Probability is the branch of mathematics that gives a precise way to talk about how likely events are, from flipping a coin to forecasting rain. Understanding the basics helps you make better decisions and see through misleading statistics.
The Basic Formula
For equally likely outcomes, probability is the number of favourable outcomes divided by the total number of possible outcomes, expressed as a number between 0 (impossible) and 1 (certain).
Probability = Favourable outcomes ÷ Total possible outcomes
Complementary probability = 1 − Probability of the event
Common Probability Examples
| Scenario | Calculation | Probability |
|---|---|---|
| Rolling a specific number on a die | 1 ÷ 6 | 16.7% |
| Flipping heads | 1 ÷ 2 | 50% |
| Two heads in a row (independent) | 0.5 × 0.5 | 25% |
| Drawing an ace from a deck | 4 ÷ 52 | 7.7% |
| At least one 6 in three rolls | 1 − (5/6)³ | 42.1% |
Independent vs Dependent Events
Two events are independent if the outcome of one does not affect the other — flipping a coin twice produces independent events. To find the probability of two independent events both occurring, multiply their individual probabilities.
Dependent events are those where one outcome affects the other. Drawing two cards without replacement is dependent — after the first card, the deck has 51 cards remaining, changing the probability of the second draw.
Probability in Everyday Life
- Weather forecasts: A 70% chance of rain means it rained roughly 7 times out of 10 under similar past conditions
- Medical tests: A 95% sensitive test still produces false negatives in 5% of people who have the condition
- Insurance pricing: Premiums are based on the probability of a claim, calculated from millions of policyholders
Common Probability Mistakes
The gambler's fallacy is the false belief that past random events affect future ones — if a coin lands heads ten times in a row, the probability of heads on the eleventh flip is still exactly 50%, because the coin has no memory of previous flips.

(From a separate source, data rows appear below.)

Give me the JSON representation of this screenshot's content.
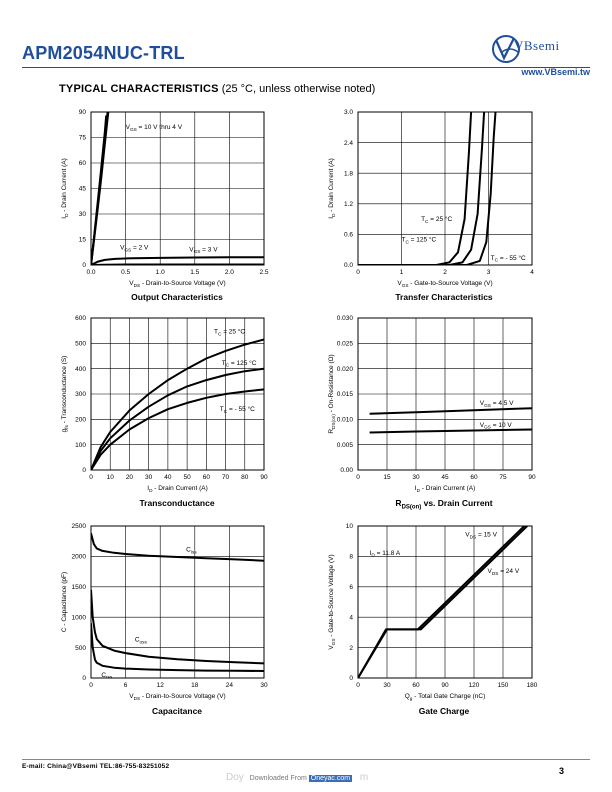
{
  "header": {
    "part_number": "APM2054NUC-TRL",
    "brand": "VBsemi",
    "website": "www.VBsemi.tw"
  },
  "section": {
    "title_bold": "TYPICAL CHARACTERISTICS",
    "title_rest": " (25 °C, unless otherwise noted)"
  },
  "footer": {
    "contact": "E-mail:  China@VBsemi   TEL:86-755-83251052",
    "page": "3",
    "download_prefix": "Doy",
    "download_text": "Downloaded From",
    "download_site": "Oneyac.com",
    "download_suffix": "m"
  },
  "chart_data": [
    {
      "id": "output",
      "type": "line",
      "title": "Output Characteristics",
      "xlabel": "V_DS - Drain-to-Source Voltage (V)",
      "ylabel": "I_D - Drain Current (A)",
      "xlim": [
        0,
        2.5
      ],
      "ylim": [
        0,
        90
      ],
      "xticks": [
        "0.0",
        "0.5",
        "1.0",
        "1.5",
        "2.0",
        "2.5"
      ],
      "yticks": [
        "0",
        "15",
        "30",
        "45",
        "60",
        "75",
        "90"
      ],
      "grid": true,
      "series": [
        {
          "name": "V_GS = 10 V thru 4 V",
          "x": [
            0,
            0.05,
            0.1,
            0.15,
            0.2,
            0.25
          ],
          "y": [
            0,
            17,
            34,
            52,
            71,
            90
          ]
        },
        {
          "name": "V_GS = 10 V thru 4 V",
          "x": [
            0,
            0.05,
            0.1,
            0.15,
            0.2,
            0.22
          ],
          "y": [
            0,
            19,
            38,
            58,
            78,
            88
          ]
        },
        {
          "name": "V_GS = 10 V thru 4 V",
          "x": [
            0,
            0.05,
            0.1,
            0.15,
            0.2,
            0.24
          ],
          "y": [
            0,
            18,
            36,
            55,
            74,
            90
          ]
        },
        {
          "name": "V_GS = 3 V",
          "x": [
            0,
            0.1,
            0.2,
            0.35,
            0.6,
            1.0,
            1.5,
            2.0,
            2.5
          ],
          "y": [
            0,
            2.0,
            3.0,
            3.6,
            4.0,
            4.2,
            4.4,
            4.5,
            4.6
          ]
        },
        {
          "name": "V_GS = 2 V",
          "x": [
            0,
            0.2,
            0.5,
            1.0,
            1.5,
            2.0,
            2.5
          ],
          "y": [
            0,
            0.2,
            0.3,
            0.3,
            0.3,
            0.3,
            0.3
          ]
        }
      ],
      "annotations": [
        {
          "text": "V_GS = 10 V thru 4 V",
          "x": 0.5,
          "y": 80
        },
        {
          "text": "V_GS = 2 V",
          "x": 0.42,
          "y": 9
        },
        {
          "text": "V_GS = 3 V",
          "x": 1.42,
          "y": 8
        }
      ]
    },
    {
      "id": "transfer",
      "type": "line",
      "title": "Transfer Characteristics",
      "xlabel": "V_GS - Gate-to-Source Voltage (V)",
      "ylabel": "I_D - Drain Current (A)",
      "xlim": [
        0,
        4
      ],
      "ylim": [
        0,
        3.0
      ],
      "xticks": [
        "0",
        "1",
        "2",
        "3",
        "4"
      ],
      "yticks": [
        "0.0",
        "0.6",
        "1.2",
        "1.8",
        "2.4",
        "3.0"
      ],
      "grid": true,
      "series": [
        {
          "name": "T_C = 125 °C",
          "x": [
            0,
            1.8,
            2.1,
            2.3,
            2.45,
            2.55,
            2.6
          ],
          "y": [
            0,
            0,
            0.05,
            0.25,
            0.9,
            2.2,
            3.0
          ]
        },
        {
          "name": "T_C = 25 °C",
          "x": [
            0,
            2.1,
            2.4,
            2.6,
            2.75,
            2.85,
            2.9
          ],
          "y": [
            0,
            0,
            0.05,
            0.3,
            1.0,
            2.3,
            3.0
          ]
        },
        {
          "name": "T_C = - 55 °C",
          "x": [
            0,
            2.5,
            2.8,
            2.95,
            3.05,
            3.12,
            3.16
          ],
          "y": [
            0,
            0,
            0.08,
            0.45,
            1.4,
            2.5,
            3.0
          ]
        }
      ],
      "annotations": [
        {
          "text": "T_C = 25 °C",
          "x": 1.45,
          "y": 0.86
        },
        {
          "text": "T_C = 125 °C",
          "x": 1.0,
          "y": 0.46
        },
        {
          "text": "T_C = - 55 °C",
          "x": 3.05,
          "y": 0.1
        }
      ]
    },
    {
      "id": "transconductance",
      "type": "line",
      "title": "Transconductance",
      "xlabel": "I_D - Drain Current (A)",
      "ylabel": "g_fs - Transconductance (S)",
      "xlim": [
        0,
        90
      ],
      "ylim": [
        0,
        600
      ],
      "xticks": [
        "0",
        "10",
        "20",
        "30",
        "40",
        "50",
        "60",
        "70",
        "80",
        "90"
      ],
      "yticks": [
        "0",
        "100",
        "200",
        "300",
        "400",
        "500",
        "600"
      ],
      "grid": true,
      "series": [
        {
          "name": "T_C = 25 °C",
          "x": [
            0,
            5,
            10,
            20,
            30,
            40,
            50,
            60,
            70,
            80,
            90
          ],
          "y": [
            0,
            90,
            150,
            235,
            300,
            355,
            400,
            440,
            470,
            495,
            515
          ]
        },
        {
          "name": "T_C = 125 °C",
          "x": [
            0,
            5,
            10,
            20,
            30,
            40,
            50,
            60,
            70,
            80,
            90
          ],
          "y": [
            0,
            75,
            125,
            195,
            250,
            295,
            330,
            355,
            375,
            390,
            400
          ]
        },
        {
          "name": "T_C = - 55 °C",
          "x": [
            0,
            5,
            10,
            20,
            30,
            40,
            50,
            60,
            70,
            80,
            90
          ],
          "y": [
            0,
            60,
            100,
            160,
            205,
            240,
            265,
            285,
            300,
            310,
            318
          ]
        }
      ],
      "annotations": [
        {
          "text": "T_C = 25 °C",
          "x": 64,
          "y": 538
        },
        {
          "text": "T_C = 125 °C",
          "x": 68,
          "y": 415
        },
        {
          "text": "T_C = - 55 °C",
          "x": 67,
          "y": 232
        }
      ]
    },
    {
      "id": "rdson",
      "type": "line",
      "title": "R_DS(on) vs. Drain Current",
      "xlabel": "I_D - Drain Current (A)",
      "ylabel": "R_DS(on) - On-Resistance (Ω)",
      "xlim": [
        0,
        90
      ],
      "ylim": [
        0,
        0.03
      ],
      "xticks": [
        "0",
        "15",
        "30",
        "45",
        "60",
        "75",
        "90"
      ],
      "yticks": [
        "0.00",
        "0.005",
        "0.010",
        "0.015",
        "0.020",
        "0.025",
        "0.030"
      ],
      "grid": true,
      "series": [
        {
          "name": "V_GS = 4.5 V",
          "x": [
            6,
            30,
            60,
            90
          ],
          "y": [
            0.0111,
            0.0114,
            0.0118,
            0.0122
          ]
        },
        {
          "name": "V_GS = 10 V",
          "x": [
            6,
            30,
            60,
            90
          ],
          "y": [
            0.0074,
            0.0076,
            0.0078,
            0.008
          ]
        }
      ],
      "annotations": [
        {
          "text": "V_GS = 4.5 V",
          "x": 63,
          "y": 0.0128
        },
        {
          "text": "V_GS = 10 V",
          "x": 63,
          "y": 0.0085
        }
      ]
    },
    {
      "id": "capacitance",
      "type": "line",
      "title": "Capacitance",
      "xlabel": "V_DS - Drain-to-Source Voltage (V)",
      "ylabel": "C - Capacitance (pF)",
      "xlim": [
        0,
        30
      ],
      "ylim": [
        0,
        2500
      ],
      "xticks": [
        "0",
        "6",
        "12",
        "18",
        "24",
        "30"
      ],
      "yticks": [
        "0",
        "500",
        "1000",
        "1500",
        "2000",
        "2500"
      ],
      "grid": true,
      "series": [
        {
          "name": "C_iss",
          "x": [
            0,
            0.5,
            1,
            2,
            4,
            6,
            10,
            15,
            20,
            25,
            30
          ],
          "y": [
            2380,
            2200,
            2130,
            2090,
            2060,
            2040,
            2010,
            1990,
            1970,
            1950,
            1930
          ]
        },
        {
          "name": "C_oss",
          "x": [
            0,
            0.3,
            0.7,
            1,
            2,
            4,
            6,
            10,
            15,
            20,
            25,
            30
          ],
          "y": [
            1450,
            1000,
            750,
            640,
            530,
            450,
            410,
            350,
            310,
            280,
            260,
            240
          ]
        },
        {
          "name": "C_rss",
          "x": [
            0,
            0.3,
            0.7,
            1,
            2,
            4,
            6,
            10,
            15,
            20,
            25,
            30
          ],
          "y": [
            900,
            500,
            300,
            250,
            200,
            170,
            155,
            140,
            130,
            122,
            118,
            115
          ]
        }
      ],
      "annotations": [
        {
          "text": "C_iss",
          "x": 16.5,
          "y": 2080
        },
        {
          "text": "C_oss",
          "x": 7.6,
          "y": 600
        },
        {
          "text": "C_rss",
          "x": 1.8,
          "y": 18
        }
      ]
    },
    {
      "id": "gatecharge",
      "type": "line",
      "title": "Gate Charge",
      "xlabel": "Q_g - Total Gate Charge (nC)",
      "ylabel": "V_GS - Gate-to-Source Voltage (V)",
      "xlim": [
        0,
        180
      ],
      "ylim": [
        0,
        10
      ],
      "xticks": [
        "0",
        "30",
        "60",
        "90",
        "120",
        "150",
        "180"
      ],
      "yticks": [
        "0",
        "2",
        "4",
        "6",
        "8",
        "10"
      ],
      "grid": true,
      "series": [
        {
          "name": "V_DS = 15 V",
          "x": [
            0,
            29,
            62,
            172
          ],
          "y": [
            0,
            3.2,
            3.2,
            10
          ]
        },
        {
          "name": "V_DS = 24 V",
          "x": [
            0,
            30,
            65,
            175
          ],
          "y": [
            0,
            3.2,
            3.2,
            10
          ]
        }
      ],
      "annotations": [
        {
          "text": "I_D = 11.8 A",
          "x": 12,
          "y": 8.1
        },
        {
          "text": "V_DS = 15 V",
          "x": 111,
          "y": 9.3
        },
        {
          "text": "V_DS = 24 V",
          "x": 134,
          "y": 6.9
        }
      ]
    }
  ]
}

This fallacy drives a remarkable amount of poor decision-making in gambling, investing, and everyday life, where people assume a "streak" makes a reversal more likely.
Ignoring base rates is another common error, and arguably more consequential. If a rare disease affects 1% of the population and a test for it is 99% accurate, a positive result does not mean you almost certainly have the disease. The maths of conditional probability show that, because the disease is rare to begin with, a meaningful proportion of all positive results will be false positives — even with a highly accurate test. This is why doctors interpret single test results in the context of base rates rather than treating accuracy figures in isolation.
The gambler's fallacy is the false belief that past random events affect future ones — if a coin lands heads ten times in a row, the probability of heads on the eleventh flip is still exactly 50%. Ignoring base rates is another error: if a rare disease affects 1% of people and a test is 99% accurate, a positive result still does not mean you almost certainly have the disease, because the maths of conditional probability produces many false positives when the underlying condition is rare.
Conditional Probability
Conditional probability describes the likelihood of an event occurring given that another event has already happened, and it's where a great deal of everyday probabilistic reasoning goes wrong. The probability of rain given that the sky is currently overcast is different from the unconditional probability of rain on any random day, because the overcast sky provides genuine information that updates the estimate. Formally, conditional probability is written as P(A|B), read as "the probability of A given B."
This concept underlies Bayes' theorem, a formula used extensively in medical diagnosis, spam filtering, and forensic science to update probability estimates as new evidence arrives. A practical example: if 1% of people have a certain condition, and a test correctly identifies 95% of true cases while also incorrectly flagging 5% of healthy people, the conditional probability that someone who tests positive actually has the condition is far lower than 95% — because the much larger pool of healthy people generates many false positives even at a 5% error rate. Working through the actual numbers consistently surprises people who haven't encountered this reasoning before, which is exactly why understanding conditional probability is so valuable for interpreting real-world test results correctly.